This work addresses the dependency of approximate nearest neighbor (ANN) query time on the dataset’s spread—a limitation that often leads to degraded efficiency in high-dimensional or unevenly distributed data. To overcome this, the authors propose a novel approach that integrates proximity graphs with an external linear-size data structure. The method maintains O(n) space complexity while reducing query time complexity from being spread-dependent to O(log n), thereby achieving the first ANN query algorithm whose performance depends solely on the number of points n and scales logarithmically with it. Theoretical analysis and design demonstrate that the proposed solution effectively decouples query efficiency from intrinsic data distribution characteristics, significantly enhancing scalability and practicality in high-dimensional settings.

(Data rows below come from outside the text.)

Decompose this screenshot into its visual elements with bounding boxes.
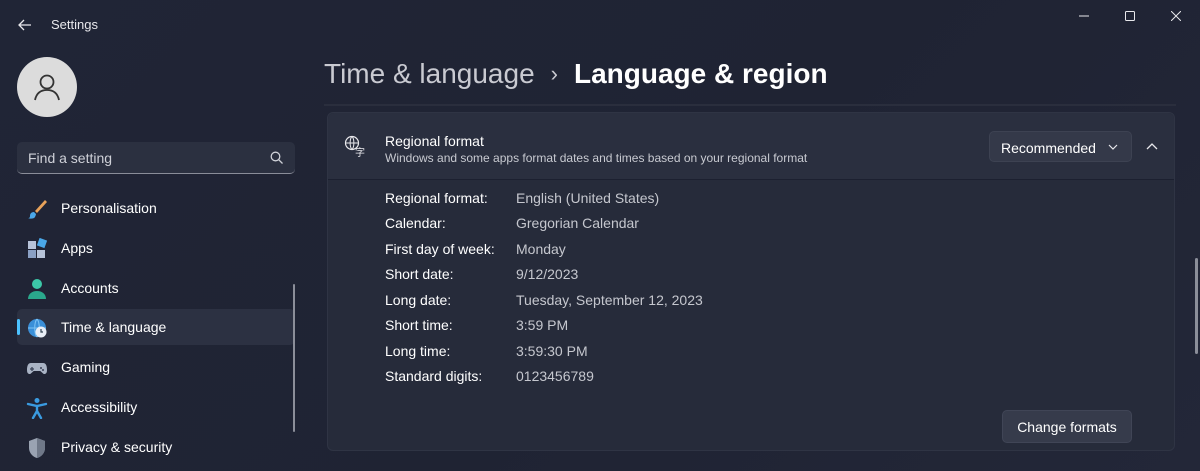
detail-row: Short time: 3:59 PM: [385, 317, 785, 337]
svg-text:字: 字: [355, 146, 365, 157]
detail-value: Tuesday, September 12, 2023: [516, 292, 703, 308]
regional-format-icon: 字: [344, 135, 365, 157]
detail-row: Long time: 3:59:30 PM: [385, 343, 785, 363]
user-icon: [34, 74, 60, 101]
collapse-button[interactable]: [1138, 131, 1166, 161]
settings-window: Settings Find a setting Personalisation …: [0, 0, 1200, 471]
apps-icon: [28, 238, 48, 258]
chevron-up-icon: [1146, 143, 1158, 150]
detail-value: Gregorian Calendar: [516, 215, 639, 231]
detail-value: 3:59 PM: [516, 317, 569, 333]
detail-row: Short date: 9/12/2023: [385, 266, 785, 286]
sidebar-item-label: Apps: [61, 240, 93, 256]
sidebar-item-label: Personalisation: [61, 200, 157, 216]
sidebar-item-gaming[interactable]: Gaming: [17, 349, 295, 385]
change-formats-button[interactable]: Change formats: [1002, 410, 1132, 443]
detail-row: First day of week: Monday: [385, 241, 785, 261]
detail-value: 3:59:30 PM: [516, 343, 588, 359]
chevron-down-icon: [1108, 144, 1118, 150]
minimize-button[interactable]: [1061, 0, 1107, 32]
detail-row: Long date: Tuesday, September 12, 2023: [385, 292, 785, 312]
detail-key: Calendar:: [385, 215, 446, 231]
breadcrumb-parent[interactable]: Time & language: [324, 58, 535, 90]
regional-format-card: 字 Regional format Windows and some apps …: [327, 112, 1175, 451]
detail-key: Long time:: [385, 343, 451, 359]
accessibility-icon: [26, 398, 48, 419]
sidebar-item-label: Gaming: [61, 359, 111, 375]
sidebar-item-accounts[interactable]: Accounts: [17, 270, 295, 306]
detail-key: Long date:: [385, 292, 452, 308]
minimize-icon: [1079, 15, 1089, 17]
sidebar-item-label: Privacy & security: [61, 439, 173, 455]
section-divider: [324, 104, 1176, 106]
search-icon[interactable]: [270, 151, 284, 165]
sidebar-item-personalisation[interactable]: Personalisation: [17, 190, 295, 226]
page-title: Language & region: [573, 58, 828, 89]
globe-clock-icon: [28, 318, 47, 338]
detail-key: Regional format:: [385, 190, 488, 206]
detail-key: Standard digits:: [385, 368, 483, 384]
regional-format-title: Regional format: [385, 133, 484, 149]
detail-row: Standard digits: 0123456789: [385, 368, 785, 388]
close-icon: [1171, 11, 1181, 21]
detail-row: Calendar: Gregorian Calendar: [385, 215, 785, 235]
paintbrush-icon: [28, 200, 47, 219]
search-input[interactable]: Find a setting: [28, 150, 112, 166]
detail-key: Short time:: [385, 317, 453, 333]
detail-key: Short date:: [385, 266, 454, 282]
arrow-left-icon: [18, 19, 31, 31]
detail-key: First day of week:: [385, 241, 495, 257]
accounts-icon: [28, 279, 46, 299]
shield-icon: [29, 438, 45, 458]
app-title: Settings: [51, 17, 98, 32]
sidebar-item-label: Time & language: [61, 319, 167, 335]
gamepad-icon: [27, 363, 47, 374]
breadcrumb-separator: ›: [550, 61, 558, 86]
detail-value: 0123456789: [516, 368, 594, 384]
regional-format-description: Windows and some apps format dates and t…: [385, 151, 808, 165]
title-bar: Settings: [0, 0, 1200, 48]
active-indicator: [17, 319, 20, 335]
main-scrollbar[interactable]: [1195, 258, 1198, 354]
sidebar-item-label: Accounts: [61, 280, 119, 296]
detail-value: 9/12/2023: [516, 266, 579, 282]
maximize-icon: [1125, 11, 1135, 21]
dropdown-value: Recommended: [1001, 140, 1096, 156]
detail-value: English (United States): [516, 190, 660, 206]
sidebar-item-accessibility[interactable]: Accessibility: [17, 389, 295, 425]
sidebar-item-privacy-security[interactable]: Privacy & security: [17, 429, 295, 465]
sidebar-item-label: Accessibility: [61, 399, 138, 415]
search-box[interactable]: Find a setting: [17, 142, 295, 174]
back-button[interactable]: [10, 10, 40, 40]
detail-value: Monday: [516, 241, 566, 257]
breadcrumb: Time & language › Language & region: [324, 58, 828, 90]
maximize-button[interactable]: [1107, 0, 1153, 32]
sidebar-item-apps[interactable]: Apps: [17, 230, 295, 266]
sidebar-item-time-language[interactable]: Time & language: [17, 309, 295, 345]
regional-format-header[interactable]: 字 Regional format Windows and some apps …: [328, 113, 1174, 180]
avatar[interactable]: [17, 57, 77, 117]
detail-row: Regional format: English (United States): [385, 190, 785, 210]
regional-format-dropdown[interactable]: Recommended: [989, 131, 1132, 162]
sidebar-scrollbar[interactable]: [293, 284, 295, 432]
close-button[interactable]: [1153, 0, 1199, 32]
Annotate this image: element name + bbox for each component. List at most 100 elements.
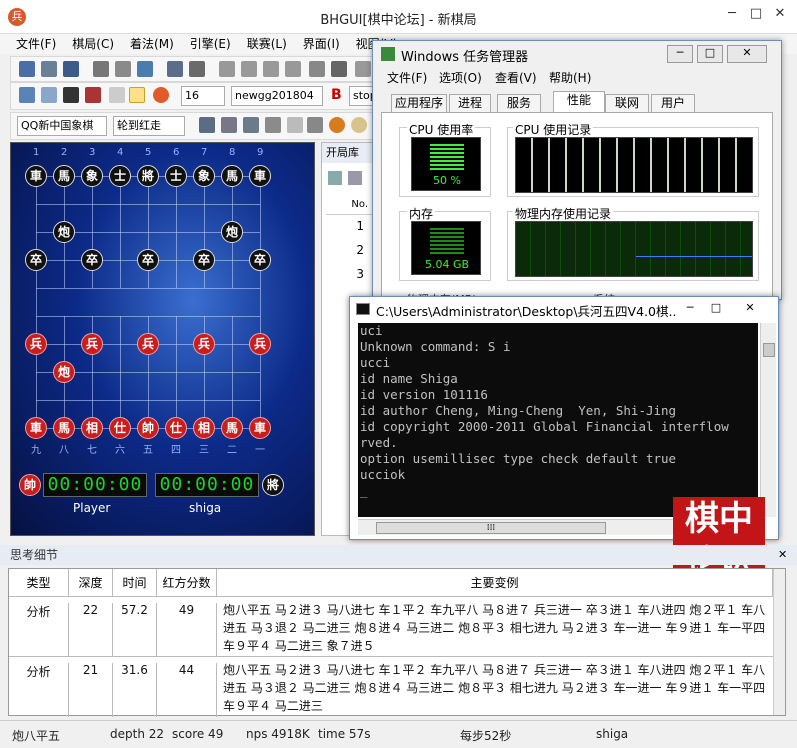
prev-move-icon[interactable] [241,61,257,77]
rotate-icon[interactable] [221,117,237,133]
black-cannon[interactable]: 炮 [221,221,243,243]
search-icon[interactable] [129,87,145,103]
red-commander[interactable]: 帥 [137,417,159,439]
redo-icon[interactable] [331,61,347,77]
next-move-icon[interactable] [263,61,279,77]
black-pawn[interactable]: 卒 [137,249,159,271]
query-icon[interactable] [287,117,303,133]
black-chariot[interactable]: 車 [25,165,47,187]
tab-services[interactable]: 服务 [497,94,541,113]
tab-processes[interactable]: 进程 [449,94,491,113]
last-move-icon[interactable] [285,61,301,77]
library-row[interactable]: 3 [326,267,372,281]
menu-engine[interactable]: 引擎(E) [182,34,239,54]
copy-icon[interactable] [167,61,183,77]
taskmgr-menu-file[interactable]: 文件(F) [387,69,427,86]
setup-icon[interactable] [199,117,215,133]
library-row[interactable]: 2 [326,243,372,257]
red-chariot[interactable]: 車 [249,417,271,439]
open-icon[interactable] [41,61,57,77]
engine-icon[interactable] [153,87,169,103]
close-button[interactable]: ✕ [768,4,792,24]
think-panel-close-icon[interactable]: ✕ [778,548,787,561]
red-commander-icon[interactable] [329,117,345,133]
monitor-icon[interactable] [41,87,57,103]
new-icon[interactable] [19,61,35,77]
black-chariot[interactable]: 車 [249,165,271,187]
undo-icon[interactable] [309,61,325,77]
chess-board[interactable]: 1 2 3 4 5 6 7 8 9 車 馬 象 士 將 士 象 馬 車 炮 炮 … [10,142,315,536]
red-cannon[interactable]: 炮 [53,361,75,383]
flip-icon[interactable] [355,61,371,77]
taskmgr-max-button[interactable]: □ [697,45,723,63]
red-pawn[interactable]: 兵 [25,333,47,355]
tab-users[interactable]: 用户 [651,94,695,113]
turn-select[interactable]: 轮到红走 [113,116,185,136]
taskmgr-menu-help[interactable]: 帮助(H) [549,69,591,86]
black-general-icon[interactable] [351,117,367,133]
tool-icon[interactable] [243,117,259,133]
paste-icon[interactable] [189,61,205,77]
tab-applications[interactable]: 应用程序 [391,94,447,113]
black-elephant[interactable]: 象 [81,165,103,187]
red-elephant[interactable]: 相 [193,417,215,439]
red-pawn[interactable]: 兵 [249,333,271,355]
tab-networking[interactable]: 联网 [605,94,649,113]
black-horse[interactable]: 馬 [53,165,75,187]
mute-icon[interactable] [307,117,323,133]
red-advisor[interactable]: 仕 [165,417,187,439]
black-elephant[interactable]: 象 [193,165,215,187]
taskmgr-menu-view[interactable]: 查看(V) [495,69,537,86]
red-advisor[interactable]: 仕 [109,417,131,439]
first-move-icon[interactable] [219,61,235,77]
mail-icon[interactable] [115,61,131,77]
lightning-icon[interactable] [328,171,342,185]
console-output[interactable]: uci Unknown command: S i ucci id name Shiga… [358,323,758,517]
depth-select[interactable]: 16 [181,86,225,106]
link-icon[interactable] [137,61,153,77]
menu-interface[interactable]: 界面(I) [295,34,348,54]
black-pawn[interactable]: 卒 [193,249,215,271]
b-button[interactable]: B [331,87,342,103]
grid-icon[interactable] [348,171,362,185]
display-icon[interactable] [63,87,79,103]
red-pawn[interactable]: 兵 [193,333,215,355]
black-pawn[interactable]: 卒 [81,249,103,271]
console-close-button[interactable]: ✕ [730,301,770,317]
console-max-button[interactable]: □ [706,301,726,317]
taskmgr-close-button[interactable]: ✕ [727,45,767,63]
black-advisor[interactable]: 士 [165,165,187,187]
black-cannon[interactable]: 炮 [53,221,75,243]
maximize-button[interactable]: □ [744,4,768,24]
red-pawn[interactable]: 兵 [81,333,103,355]
black-pawn[interactable]: 卒 [25,249,47,271]
black-horse[interactable]: 馬 [221,165,243,187]
taskmgr-min-button[interactable]: ─ [667,45,693,63]
table-row[interactable]: 分析 21 31.6 44 炮八平五 马２进３ 马八进七 车１平２ 车九平八 马… [9,657,773,717]
red-horse[interactable]: 馬 [221,417,243,439]
red-chariot[interactable]: 車 [25,417,47,439]
black-pawn[interactable]: 卒 [249,249,271,271]
red-horse[interactable]: 馬 [53,417,75,439]
console-min-button[interactable]: ─ [680,301,700,317]
minimize-button[interactable]: ─ [720,4,744,24]
print-icon[interactable] [93,61,109,77]
black-general[interactable]: 將 [137,165,159,187]
menu-league[interactable]: 联赛(L) [239,34,295,54]
board-icon[interactable] [19,87,35,103]
red-pawn[interactable]: 兵 [137,333,159,355]
menu-file[interactable]: 文件(F) [8,34,64,54]
library-row[interactable]: 1 [326,219,372,233]
tab-performance[interactable]: 性能 [553,91,605,113]
book-select[interactable]: newgg201804 [231,86,323,106]
lock-icon[interactable] [265,117,281,133]
red-elephant[interactable]: 相 [81,417,103,439]
style-select[interactable]: QQ新中国象棋 [17,116,107,136]
console-vscroll[interactable] [760,323,776,517]
bulb-icon[interactable] [109,87,125,103]
save-icon[interactable] [63,61,79,77]
red-screen-icon[interactable] [85,87,101,103]
black-advisor[interactable]: 士 [109,165,131,187]
think-vscroll[interactable] [773,569,785,715]
table-row[interactable]: 分析 22 57.2 49 炮八平五 马２进３ 马八进七 车１平２ 车九平八 马… [9,597,773,657]
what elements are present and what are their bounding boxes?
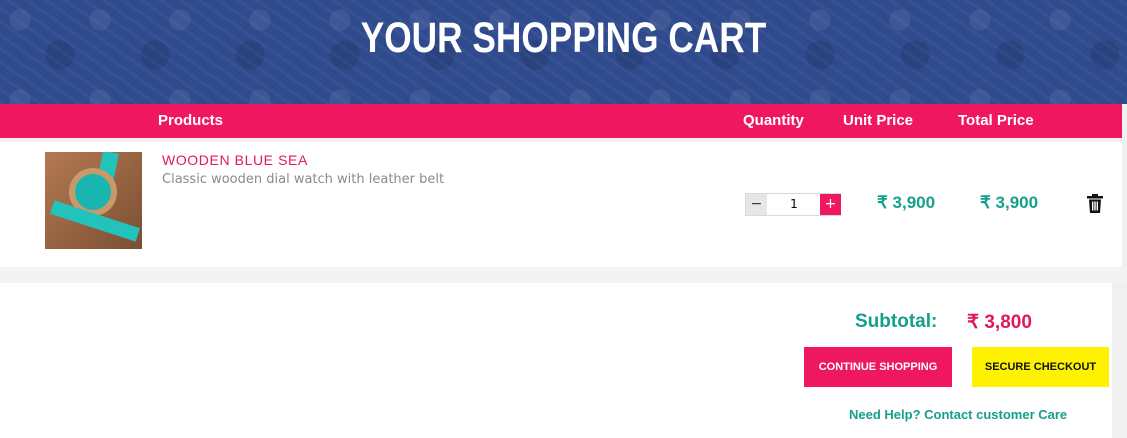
product-thumbnail[interactable] [45, 152, 142, 249]
header-quantity: Quantity [743, 112, 804, 129]
page-banner: YOUR SHOPPING CART [0, 0, 1127, 104]
header-products: Products [158, 112, 224, 129]
product-description: Classic wooden dial watch with leather b… [162, 172, 445, 187]
header-total-price: Total Price [958, 112, 1034, 129]
cart-summary: Subtotal: ₹ 3,800 CONTINUE SHOPPING SECU… [0, 283, 1112, 438]
quantity-decrease-button[interactable]: − [746, 194, 767, 215]
continue-shopping-button[interactable]: CONTINUE SHOPPING [804, 347, 952, 387]
total-price: ₹ 3,900 [980, 193, 1039, 212]
section-divider [0, 267, 1127, 283]
cart-table-header: Products Quantity Unit Price Total Price [0, 104, 1122, 138]
quantity-increase-button[interactable]: + [820, 194, 841, 215]
cart-item-row: WOODEN BLUE SEA Classic wooden dial watc… [0, 142, 1122, 267]
quantity-stepper: − 1 + [745, 193, 841, 216]
header-unit-price: Unit Price [843, 112, 914, 129]
quantity-input[interactable]: 1 [768, 194, 820, 215]
secure-checkout-button[interactable]: SECURE CHECKOUT [972, 347, 1109, 387]
product-name-link[interactable]: WOODEN BLUE SEA [162, 152, 308, 168]
contact-support-link[interactable]: Need Help? Contact customer Care [849, 407, 1067, 422]
page-title: YOUR SHOPPING CART [360, 14, 767, 62]
trash-icon[interactable] [1087, 194, 1103, 214]
unit-price: ₹ 3,900 [877, 193, 936, 212]
subtotal-label: Subtotal: [855, 311, 938, 332]
subtotal-value: ₹ 3,800 [967, 312, 1032, 333]
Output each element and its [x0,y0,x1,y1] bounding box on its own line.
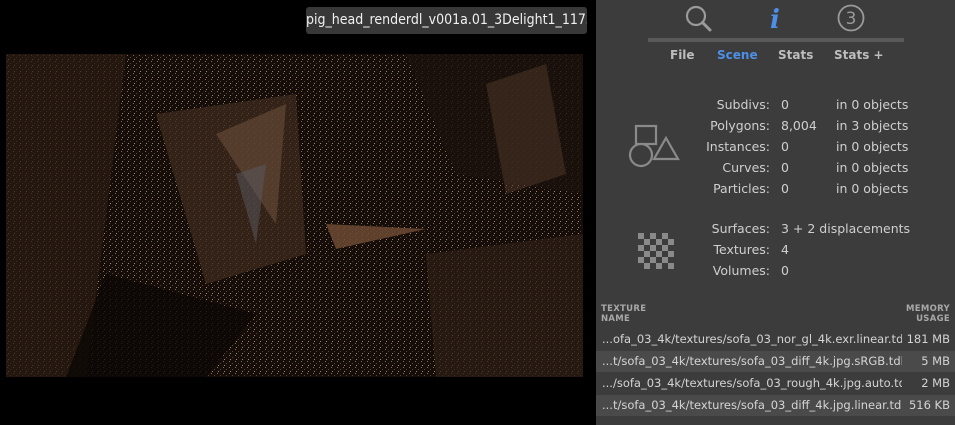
render-image[interactable] [6,54,583,377]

$\renewcommand{\Re}{\mathbb{R}}$Recent work showed how to construct nearest-neighbor graphs of linear size, on a given set $P$ of $n$ points in $\Re^d$, such that one can answer approximate nearest-neighbor queries in logarithmic time in the spread. Unfortunately, the spread might be unbounded in $n$, and an interesting theoretical question is how to remove the dependency on the spread. Here, we show how to construct an external linear-size data structure that, combined with the linear-size graph, allows us to answer ANN queries in logarithmic time in $n$.